With display and search leading the way, local online advertising spending will increase 82 percent in the next five years, according to a new study by JupiterResearch.
Lead analyst Barry Parr attributed the robust growth to the migration of newspapers and yellow-page listings to the Web.
He also cited as the continued improvements major search engines are making to their local services.
By 2012, advertisers will spend $8.9 billion on local online ad placements, consisting of display, search and classified ads, Parr reported. That's up from $4.9 billion in 2007.
By Jupiter's prediction, local online ad spending will enjoy a robust compound annual growth rate (CAGR) of 13 percent from 2007 to 2012.
The local sector will slightly outpace total online ad spending, which is projected to demonstrate a CAGR of 12 percent for the same period.
Display and search will see the sharpest growth, posting respective CAGRs of 18 percent and 12 percent. Classified ads, the most mature segment of the local advertising market, will show a CAGR of 10 percent, Parr predicted.
Yet certain subsectors of the online classified market, such as real estate listings, remain underdeveloped, the report found.
If the housing slump worsens, more realtors are likely to rethink their marketing strategies, and move more of their promotion to emerging online services such as Zillow and Trulia, Parr said.

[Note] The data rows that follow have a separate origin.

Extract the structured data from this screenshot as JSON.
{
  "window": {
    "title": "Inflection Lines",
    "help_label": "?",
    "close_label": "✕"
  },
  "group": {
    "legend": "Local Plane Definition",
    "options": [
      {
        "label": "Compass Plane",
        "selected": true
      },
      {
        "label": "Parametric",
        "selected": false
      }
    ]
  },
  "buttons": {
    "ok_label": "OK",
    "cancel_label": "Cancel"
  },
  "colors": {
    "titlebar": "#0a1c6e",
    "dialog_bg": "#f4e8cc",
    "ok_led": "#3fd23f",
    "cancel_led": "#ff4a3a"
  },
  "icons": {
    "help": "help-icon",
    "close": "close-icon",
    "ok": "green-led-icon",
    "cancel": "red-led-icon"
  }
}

The findings offer a rosy outlook for newspapers struggling to recoup losses from declining print subscriptions. Despite the challenges to their business models, traditional media outlets will continue to draw substantial revenue from local advertising, Parr wrote.
Job listings, one of the largest components of classified advertising, are also undergoing a transformation, as Web services like Yahoo HotJobs and Monster are increasingly striking deals with local newspapers.
Parr also found that online yellow pages are becoming legitimate rivals to their print counterparts, particularly among younger consumers.
Respondents under the age of 35 said that online yellow pages were generally more helpful than print versions, while older consumers continue to rely on the big book.
The major search engines for some time have been a key driver of local ad spending, and are working to beef up their expertise in the area. Microsoft, Google and Yahoo have all been working to improve their local search offerings, tying in their business listings with mapping services, for instance.
Also looking to seize on the local advertising opportunity, startups such as Grayboxx are building business models around local search.
The local search market is already crowded, but if JupiterResearch's projected growth rate holds, these startups may well find themselves a place at the table.